Mit der Raffinesse eines Holzhammers haben uns die vergangenen Jahre klar gemacht, dass unser blindes Vertrauen in den historischen Fortschritt fehlgeleitet war.
Der Triumph des Westens im Jahr 1989 erscheint heute weit entfernt, die aus ihm abgeleiteten geschichtlichen Prognosen kurzsichtig und von einem Wunschdenken getrieben, das den einstigen Fantasien sozialistischer Erlösung in nur wenig nachsteht.
Die Rache der Realität – in Deutschland war sie 2022 so spürbar wie schon lange nicht mehr. Und dann doch wieder nur mittelbar: Denn trotz Krieges, Krisen und einer hohen Zahl von Geflüchteten hält die Zivilisation als „Kruste über dem Vulkan“ weiterhin. Zumindest in der Mehrheitsgesellschaft.
Auch, weil Regierungshandeln inzwischen vom Schnüren großer Geldpakete zur Bekämpfung der Krisensymptome geprägt ist. Ob dies die Rückkehr des Leviathans markiert oder eher als Zeichen wachsender politischer Impotenz zu deuten ist: Diese Frage bleibt noch unbeantwortet.
Das Auseinanderklaffen von Anspruch und Wirklichkeit allerdings zieht sich als Motiv durch verschiedene Phasen des „deutschen Jahres“. Die Selbstüberschätzung Olaf Scholz’ in seinem Einfluss auf Putin vor dem 24. Februar; die deutlich gewordenen Versäumnisse in der Energiepolitik, aber auch die Verschleppung anderer notwendiger Infrastruktur-Investitionen in den „Jahren der schwarzen Null“. Damit einhergehend eine notwendige Korrektur des Merkel-Bildes, das – wie so oft hierzulande – sofort in eine Überkorrektur mündete.

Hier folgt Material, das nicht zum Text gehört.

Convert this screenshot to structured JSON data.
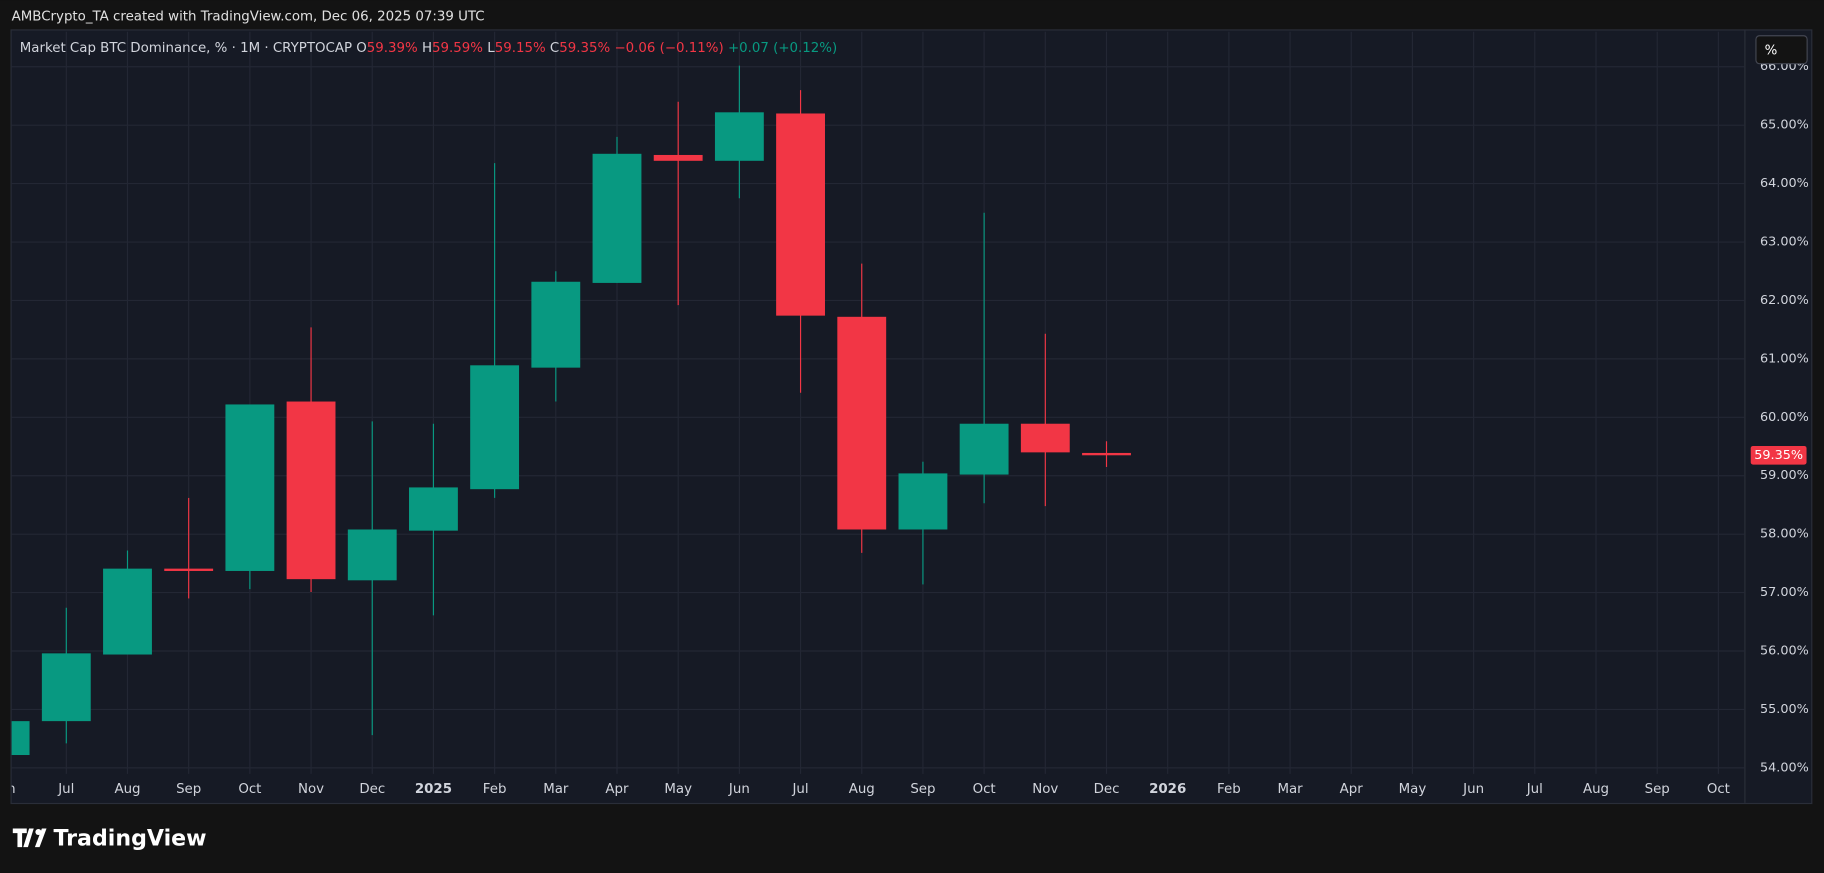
{
  "header": {
    "credit": "AMBCrypto_TA created with TradingView.com, Dec 06, 2025 07:39 UTC",
    "symbol": "Market Cap BTC Dominance, % · 1M · CRYPTOCAP",
    "o_label": "O",
    "o_value": "59.39%",
    "h_label": "H",
    "h_value": "59.59%",
    "l_label": "L",
    "l_value": "59.15%",
    "c_label": "C",
    "c_value": "59.35%",
    "change": "−0.06 (−0.11%)",
    "extra": "+0.07 (+0.12%)",
    "scale_button": "%"
  },
  "footer": {
    "logo": "TradingView"
  },
  "chart_data": {
    "type": "candlestick",
    "categories": [
      "Jun",
      "Jul",
      "Aug",
      "Sep",
      "Oct",
      "Nov",
      "Dec",
      "2025",
      "Feb",
      "Mar",
      "Apr",
      "May",
      "Jun",
      "Jul",
      "Aug",
      "Sep",
      "Oct",
      "Nov",
      "Dec",
      "2026",
      "Feb",
      "Mar",
      "Apr",
      "May",
      "Jun",
      "Jul",
      "Aug",
      "Sep",
      "Oct"
    ],
    "open": [
      54.22,
      54.8,
      55.94,
      57.41,
      57.37,
      60.27,
      57.21,
      58.06,
      58.77,
      60.85,
      62.3,
      64.49,
      64.39,
      65.2,
      61.72,
      58.08,
      59.02,
      59.89,
      59.39,
      null,
      null,
      null,
      null,
      null,
      null,
      null,
      null,
      null,
      null
    ],
    "high": [
      54.85,
      56.74,
      57.72,
      58.62,
      60.22,
      61.54,
      59.93,
      59.89,
      64.35,
      62.5,
      64.8,
      65.4,
      66.02,
      65.6,
      62.63,
      59.24,
      63.5,
      61.43,
      59.59,
      null,
      null,
      null,
      null,
      null,
      null,
      null,
      null,
      null,
      null
    ],
    "low": [
      54.2,
      54.42,
      55.96,
      56.9,
      57.06,
      57.01,
      54.56,
      56.61,
      58.62,
      60.27,
      62.3,
      61.92,
      63.75,
      60.42,
      57.68,
      57.14,
      58.53,
      58.48,
      59.15,
      null,
      null,
      null,
      null,
      null,
      null,
      null,
      null,
      null,
      null
    ],
    "close": [
      54.8,
      55.96,
      57.41,
      57.37,
      60.22,
      57.23,
      58.08,
      58.8,
      60.89,
      62.32,
      64.51,
      64.39,
      65.22,
      61.74,
      58.08,
      59.04,
      59.89,
      59.4,
      59.35,
      null,
      null,
      null,
      null,
      null,
      null,
      null,
      null,
      null,
      null
    ],
    "up_color": "#089981",
    "down_color": "#f23645",
    "last_price": 59.35,
    "last_price_label": "59.35%",
    "ylim": [
      53.4,
      66.6
    ],
    "yticks": [
      {
        "value": 54,
        "label": "54.00%"
      },
      {
        "value": 55,
        "label": "55.00%"
      },
      {
        "value": 56,
        "label": "56.00%"
      },
      {
        "value": 57,
        "label": "57.00%"
      },
      {
        "value": 58,
        "label": "58.00%"
      },
      {
        "value": 59,
        "label": "59.00%"
      },
      {
        "value": 60,
        "label": "60.00%"
      },
      {
        "value": 61,
        "label": "61.00%"
      },
      {
        "value": 62,
        "label": "62.00%"
      },
      {
        "value": 63,
        "label": "63.00%"
      },
      {
        "value": 64,
        "label": "64.00%"
      },
      {
        "value": 65,
        "label": "65.00%"
      },
      {
        "value": 66,
        "label": "66.00%"
      }
    ],
    "grid": true
  }
}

Folgt aus alledem nun eine Form von Aufbruch, die oft geforderte deutsche Selbstneuerfindung? Die wirtschaftlichen, geopolitischen und technischen Veränderungen würden dies nötig machen. Doch die politische und handwerkliche Bilanz der selbsternannten „Fortschrittskoalition“ ist hier überschaubar, selbst wenn man die schwierigen Umstände in Betracht zieht.
Politik agiert allerdings nicht im luftleeren Raum. Die Fixierung auf den Status Quo ist und bleibt der Dreh- und Angelpunkt unserer alternden Gesellschaft. In akuten Krisenzeiten stabilisiert dies den gesellschaftlichen Zusammenhalt. In Form des Nichthandelns externalisieren wir jedoch einmal mehr gesellschaftliche, ja zivilisatorische Kosten. Ein schwacher Trost mag sein, dass fehlender Weitblick kein deutsches Phänomen ist, wir im globalen Vergleich sogar noch recht gut abschneiden.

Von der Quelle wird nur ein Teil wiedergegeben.